では、書籍そのものについてはどうだろうか? 書かれている内容・中身と本の外見ともいえる装丁との関係。

内容・中身が良くて、装丁がイマイチ。逆に、内容・中身は駄目だが、装丁は素晴らしい。考えてみてほしい。

『愛は技術 何度失敗しても女は幸せになれる。』
川崎貴子著/KKベストセラーズ刊

答えはどちらもNO。良い本(ここでは、あえて売れる本とする)は、内容・中身、装丁どちらも良いのである。

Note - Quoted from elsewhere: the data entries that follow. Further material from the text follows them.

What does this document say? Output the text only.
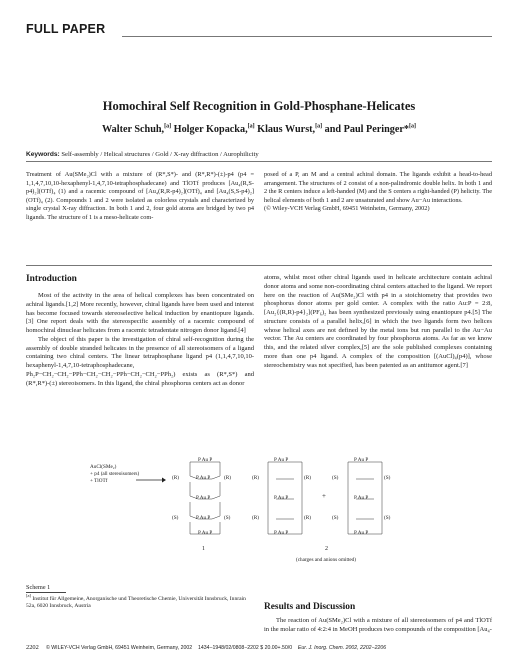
FULL PAPER
Homochiral Self Recognition in Gold-Phosphane-Helicates
Walter Schuh,[a] Holger Kopacka,[a] Klaus Wurst,[a] and Paul Peringer*[a]
Keywords: Self-assembly / Helical structures / Gold / X-ray diffraction / Aurophilicity
Treatment of Au(SMe₂)Cl with a mixture of (R*,S*)- and (R*,R*)-(±)-p4 (p4 = 1,1,4,7,10,10-hexaphenyl-1,4,7,10-tetraphosphadecane) and TlOTf produces [Au₄(R,S-p4)₂](OTf)₄ (1) and a racemic compound of [Au₄(R,R-p4)₂](OTf)₄ and [Au₄(S,S-p4)₂](OTf)₄ (2). Compounds 1 and 2 were isolated as colorless crystals and characterized by single crystal X-ray diffraction. In both 1 and 2, four gold atoms are bridged by two p4 ligands. The structure of 1 is a meso-helicate com-
posed of a P, an M and a central achiral domain. The ligands exhibit a head-to-head arrangement. The structures of 2 consist of a non-palindromic double helix. In both 1 and 2 the R centers induce a left-handed (M) and the S centers a right-handed (P) helicity. The helical elements of both 1 and 2 are unsaturated and show Au−Au interactions.
(© Wiley-VCH Verlag GmbH, 69451 Weinheim, Germany, 2002)
Introduction

Most of the activity in the area of helical complexes has been concentrated on achiral ligands.[1,2] More recently, however, chiral ligands have been used and interest has become focused towards stereoselective helical induction by enantiopure ligands.[3] One report deals with the stereospecific assembly of a racemic compound of homochiral dinuclear helicates from a racemic tetradentate nitrogen donor ligand.[4]

The object of this paper is the investigation of chiral self-recognition during the assembly of double stranded helicates in the presence of all stereoisomers of a ligand containing two chiral centers. The linear tetraphosphane ligand p4 (1,1,4,7,10,10-hexaphenyl-1,4,7,10-tetraphosphadecane, Ph₂P−CH₂−CH₂−PPh−CH₂−CH₂−PPh−CH₂−CH₂−PPh₂) exists as (R*,S*) and (R*,R*)-(±) stereoisomers. In this ligand, the chiral phosphorus centers act as donor

atoms, whilst most other chiral ligands used in helicate architecture contain achiral donor atoms and some non-coordinating chiral centers attached to the ligand. We report here on the reaction of Au(SMe₂)Cl with p4 in a stoichiometry that provides two phosphorus donor atoms per gold center. A complex with the ratio Au:P = 2:8, [Au₂{(R,R)-p4}₂](PF₆)₂ has been synthesized previously using enantiopure p4.[5] The structure consists of a parallel helix,[6] in which the two ligands form two helices whose helical axes are not defined by the metal ions but run parallel to the Au−Au vector. The Au centers are coordinated by four phosphorus atoms. As far as we know this, and the related silver complex,[5] are the sole published complexes containing more than one p4 ligand. A complex of the composition [(AuCl)₄(p4)], whose stereochemistry was not specified, has been patented as an antitumor agent.[7]

AuCl(SMe₂)
+ p4 (all stereoisomers)
+ TlOTf
P Au P
(R)	(R)
P Au P
P Au P
(S)	(S)
P Au P
P Au P
1
(R)	(R)
(R)	(R)
P Au P
P Au P
P Au P
+
(S)	(S)
(S)	(S)
P Au P
P Au P
P Au P
2
(charges and anions omitted)
Scheme 1
[a] Institut für Allgemeine, Anorganische und Theoretische Chemie, Universität Innsbruck, Innrain 52a, 6020 Innsbruck, Austria	Results and Discussion

The reaction of Au(SMe₂)Cl with a mixture of all stereoisomers of p4 and TlOTf in the molar ratio of 4:2:4 in MeOH produces two compounds of the composition [Au₄-

2202 © WILEY-VCH Verlag GmbH, 69451 Weinheim, Germany, 2002 1434−1948/02/0808−2202 $ 20.00+.50/0 Eur. J. Inorg. Chem. 2002, 2202−2206
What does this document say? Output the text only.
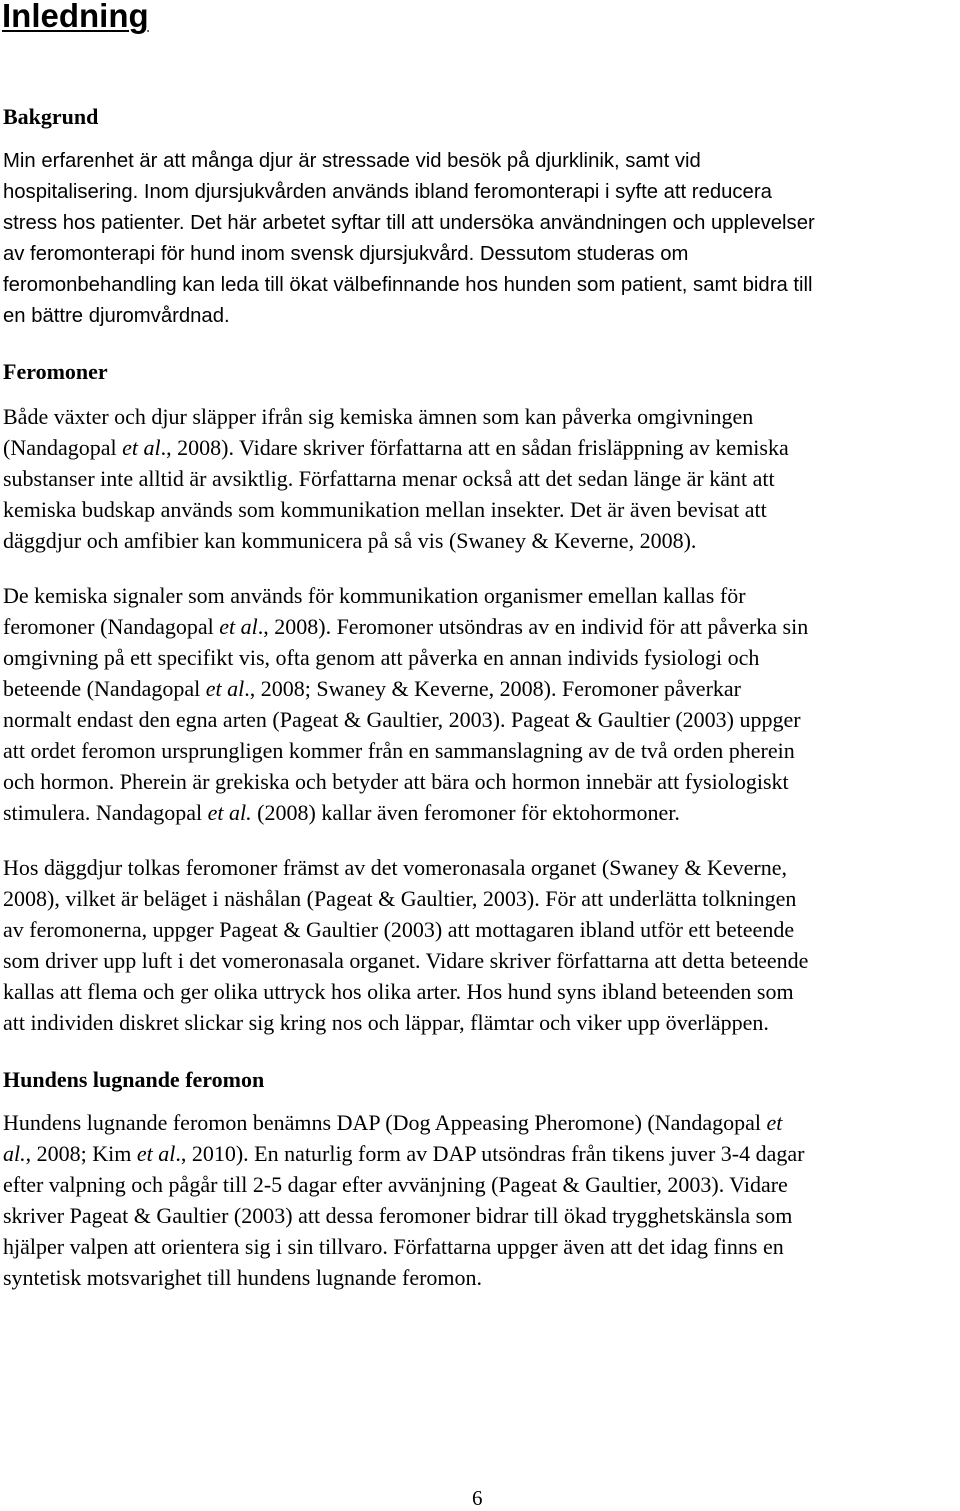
Inledning
Bakgrund
Min erfarenhet är att många djur är stressade vid besök på djurklinik, samt vid
hospitalisering. Inom djursjukvården används ibland feromonterapi i syfte att reducera
stress hos patienter. Det här arbetet syftar till att undersöka användningen och upplevelser
av feromonterapi för hund inom svensk djursjukvård. Dessutom studeras om
feromonbehandling kan leda till ökat välbefinnande hos hunden som patient, samt bidra till
en bättre djuromvårdnad.
Feromoner
Både växter och djur släpper ifrån sig kemiska ämnen som kan påverka omgivningen
(Nandagopal et al., 2008). Vidare skriver författarna att en sådan frisläppning av kemiska
substanser inte alltid är avsiktlig. Författarna menar också att det sedan länge är känt att
kemiska budskap används som kommunikation mellan insekter. Det är även bevisat att
däggdjur och amfibier kan kommunicera på så vis (Swaney & Keverne, 2008).
De kemiska signaler som används för kommunikation organismer emellan kallas för
feromoner (Nandagopal et al., 2008). Feromoner utsöndras av en individ för att påverka sin
omgivning på ett specifikt vis, ofta genom att påverka en annan individs fysiologi och
beteende (Nandagopal et al., 2008; Swaney & Keverne, 2008). Feromoner påverkar
normalt endast den egna arten (Pageat & Gaultier, 2003). Pageat & Gaultier (2003) uppger
att ordet feromon ursprungligen kommer från en sammanslagning av de två orden pherein
och hormon. Pherein är grekiska och betyder att bära och hormon innebär att fysiologiskt
stimulera. Nandagopal et al. (2008) kallar även feromoner för ektohormoner.
Hos däggdjur tolkas feromoner främst av det vomeronasala organet (Swaney & Keverne,
2008), vilket är beläget i näshålan (Pageat & Gaultier, 2003). För att underlätta tolkningen
av feromonerna, uppger Pageat & Gaultier (2003) att mottagaren ibland utför ett beteende
som driver upp luft i det vomeronasala organet. Vidare skriver författarna att detta beteende
kallas att flema och ger olika uttryck hos olika arter. Hos hund syns ibland beteenden som
att individen diskret slickar sig kring nos och läppar, flämtar och viker upp överläppen.
Hundens lugnande feromon
Hundens lugnande feromon benämns DAP (Dog Appeasing Pheromone) (Nandagopal et
al., 2008; Kim et al., 2010). En naturlig form av DAP utsöndras från tikens juver 3-4 dagar
efter valpning och pågår till 2-5 dagar efter avvänjning (Pageat & Gaultier, 2003). Vidare
skriver Pageat & Gaultier (2003) att dessa feromoner bidrar till ökad trygghetskänsla som
hjälper valpen att orientera sig i sin tillvaro. Författarna uppger även att det idag finns en
syntetisk motsvarighet till hundens lugnande feromon.
6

無論、装丁については、ベストセラー・ロングセラーは、書店にも長く積まれ、陳列されるため、「見慣れてくる」「違和感がなくなる」という無意識の効果があることも多分にあるのだが。

1日に何箱、何十箱と入荷してくる新刊段ボールたち! その段ボールを開け、新刊を書店員が取り出す時、「うわ! 売れそう、この本」と思う(感じる)瞬間がある。そして、大概それは当たる。

『愛は技術 何度失敗しても女は幸せになれる。』がそうだった。表紙はイラスト、赤い帯に「愛を乞うより、愛してしまえ。」という印象的なコピー、そしてエッセイスト・小島慶子の推薦文。目立つが、浮ついたところ、媚びたところがまったく感じない装丁。売れる予感がした。そして、中身は……実に魅力的なエッセイであった。